We’ve been talking up the Sprint HTC EVO 4G ever since we first got to play with the hardware at CTIA Las Vegas earlier this year. And, rightly so – the EVO 4G is one bad mamma-jamma. In fact, it’s quite possibly the hands-down best Android phone of 2010. That’s saying a lot. But, there is one thing that could hold the Sprint EVO 4G back from becoming the outright blockbuster smartphone of the year, and it’s potentially Sprint’s fault. Sprint has just confirmed to us that the upcoming Android smartphone will require that all customers pay a $10 add-on fee for “4G data.” Sounds about right, right? Well, what if we told you that the fee is mandatory, even if you’re not in a 4G market.
In light of the mandatory 4G data fee, we have to wonder if it will keep consumers from snatching up the EVO in droves. The mandatory $10 essentially takes the first year’s cost of ownership (excluding monthly rate plan costs) for the EVO 4G from about $200 to about $320. You could argue that the price is part of the rate plan, and so doesn’t count as part of the phone’s purchase price. But, since the fee is mandatory, even if you’re in a 3G-only market, we’d argue that the price can be considered part of the phone’s purchase price.
It almost seems like Sprint is charging potential customers a tax to help subsidize the rollout of their still developing 4G network. We’re used to that kind of a tax on the gas that goes into our cars, but for a handset?
Sprint spokesperson John Taylor defends his company’s decision for the extra cost by saying that customers are likely to consume more data with this smartphone because the handset is so powerful, it’s the world’s first 3G/4G phone, and it’s 4.3-inch display is so irresistible. This is what he says on his blog:
If you buy the Sprint 4G EVO, you have to pay this $10 charge each month. This is specific to the device. It’s not related to whether you are using 3G or 4G. It is required if you have the phone.
Because the phone has a faster processor, a huge 4.3 inch screen and an 8 megapixel camcorder/camera, we expect you will be using a lot more data than you would with our other devices.
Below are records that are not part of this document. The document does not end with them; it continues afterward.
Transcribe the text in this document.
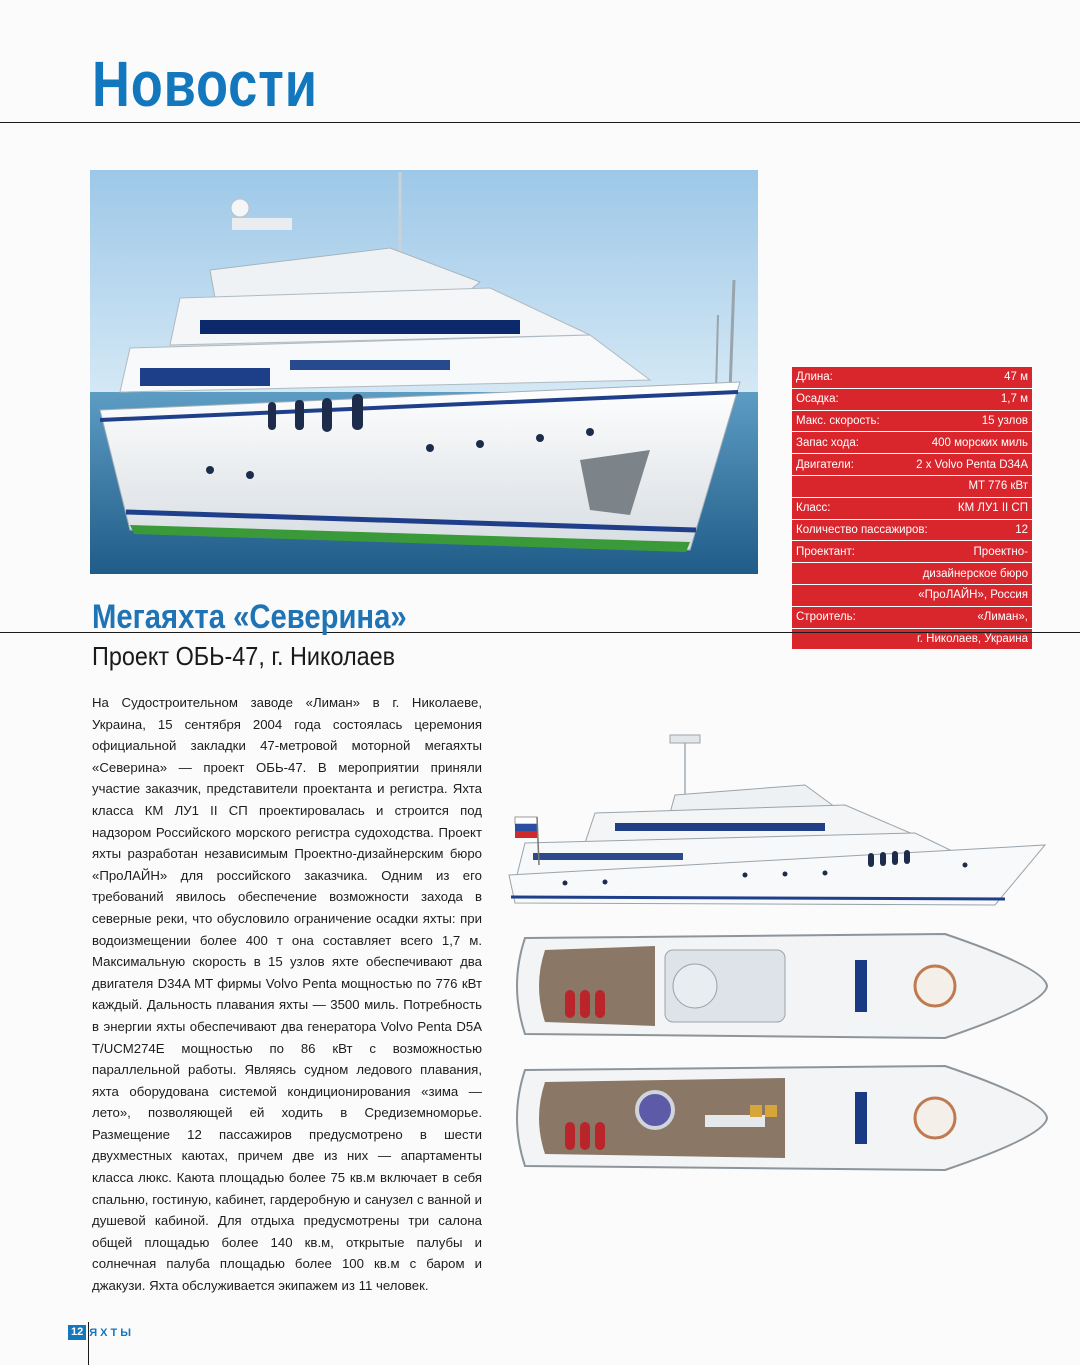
Новости
Длина:	47 м
Осадка:	1,7 м
Макс. скорость:	15 узлов
Запас хода:	400 морских миль
Двигатели:	2 x Volvo Penta D34A
MT 776 кВт
Класс:	КМ ЛУ1 II СП
Количество пассажиров:	12
Проектант:	Проектно-
дизайнерское бюро
«ПроЛАЙН», Россия
Строитель:	«Лиман»,
г. Николаев, Украина
Мегаяхта «Северина»
Проект ОБЬ-47, г. Николаев
На Судостроительном заводе «Лиман» в г. Николаеве, Украина, 15 сентября 2004 года состоялась церемония официальной закладки 47-метровой моторной мегаяхты «Северина» — проект ОБЬ-47. В мероприятии приняли участие заказчик, представители проектанта и регистра. Яхта класса КМ ЛУ1 II СП проектировалась и строится под надзором Российского морского регистра судоходства. Проект яхты разработан независимым Проектно-дизайнерским бюро «ПроЛАЙН» для российского заказчика. Одним из его требований явилось обеспечение возможности захода в северные реки, что обусловило ограничение осадки яхты: при водоизмещении более 400 т она составляет всего 1,7 м. Максимальную скорость в 15 узлов яхте обеспечивают два двигателя D34A MT фирмы Volvo Penta мощностью по 776 кВт каждый. Дальность плавания яхты — 3500 миль. Потребность в энергии яхты обеспечивают два генератора Volvo Penta D5A T/UCM274E мощностью по 86 кВт с возможностью параллельной работы. Являясь судном ледового плавания, яхта оборудована системой кондиционирования «зима — лето», позволяющей ей ходить в Средиземноморье. Размещение 12 пассажиров предусмотрено в шести двухместных каютах, причем две из них — апартаменты класса люкс. Каюта площадью более 75 кв.м включает в себя спальню, гостиную, кабинет, гардеробную и санузел с ванной и душевой кабиной. Для отдыха предусмотрены три салона общей площадью более 140 кв.м, открытые палубы и солнечная палуба площадью более 100 кв.м с баром и джакузи. Яхта обслуживается экипажем из 11 человек.
12 ЯХТЫ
These features will give you capabilities that have previously never been available on a wireless device and we think they provide a premium experience. (Remember, this is the world’s first 3G/4G Android phone.)
What say you, dear reader? Does the mandatory $10 4G data fee give you reason to pause from buying a Sprint HTC EVO 4G? Will you buy one anyway? Are you miffed at Sprint’s decision to essentially “tax” you to use the hottest Android phone in 2010? Let us know in the comments below. We won’t blame you if you’re willing to buy the handset under any circumstances – we certainly will.
Sprint reached out to us to clarify their position on the data fee attached to the Sprint HTC EVO 4G. In their email, Sprint wanted to make it clear that the data fee:
…allows HTC EVO 4G users to take advantage of a richer data experience than ever before, including dual cameras (8MP auto-focus camera with HD-capable video camcorder and a front-facing 1.3M camera) that can be used for video chat, a superfast Snapdragon processor for a better experience at both 3G and 4G speeds, a 4.3” touchscreen and 3G/4G capability. The combination of features and services on the HTC EVO 4G provide capabilities that were never previously available on a wireless device so customers will have a better experience and likely higher data usage.
We have to admit, that does make sense. You’ll be consuming more data with the EVO 4G than with many other smartphones. The phone is a media-monster, and that means it’ll suck down wireless data like nothing else. We should also note that the Sprint Everything plan costs $69.99. Even with the additional $10 monthly fee, the $80 per month plan will still be cheaper than the closest competitor.